- Yel Cheshmeh-ye Jadid
- Coordinates: 37°34′11″N 55°49′18″E﻿ / ﻿37.56972°N 55.82167°E
- Country: Iran
- Province: Golestan
- County: Kalaleh
- District: Pishkamar
- Rural District: Arab Dagh

Population (2016)
- • Total: 365
- Time zone: UTC+3:30 (IRST)

= Yel Cheshmeh-ye Jadid =

Village in Golestan province, Iran

Yel Cheshmeh-ye Jadid (يل چشمه جديد) (Note: Also romanized as Yel Cheshmeh-ye Jadīd and Yelcheshmeh-ye Jadīd) is a village in Arab Dagh Rural District of Pishkamar District in Kalaleh County, Golestan province, Iran.

==Demographics==
===Population===
At the time of the 2006 National Census, the village's population was 412 in 56 households, when it was in Zavkuh Rural District of the Central District.

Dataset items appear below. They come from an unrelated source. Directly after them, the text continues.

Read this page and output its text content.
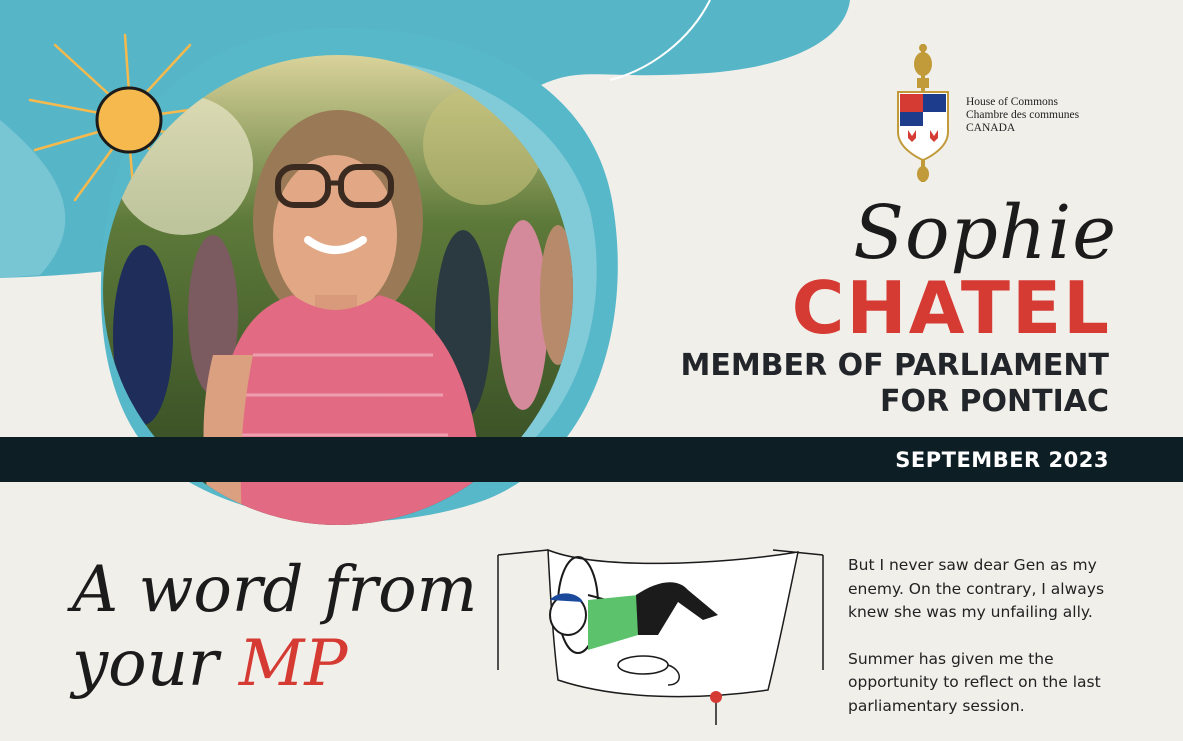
House of Commons
Chambre des communes
CANADA
Sophie
CHATEL
MEMBER OF PARLIAMENT
FOR PONTIAC
SEPTEMBER 2023
A word from
your MP

But I never saw dear Gen as my enemy. On the contrary, I always knew she was my unfailing ally.

Summer has given me the opportunity to reflect on the last parliamentary session.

The following census in 2011 counted 470 people in 105 households, by which time the rural district had been separated from the district in the formation of Pishkamar District. Yel Cheshmeh-ye Jadid was transferred to Arab Dagh Rural District created in the same district. The 2016 census measured the population of the village as 365 people in 95 households.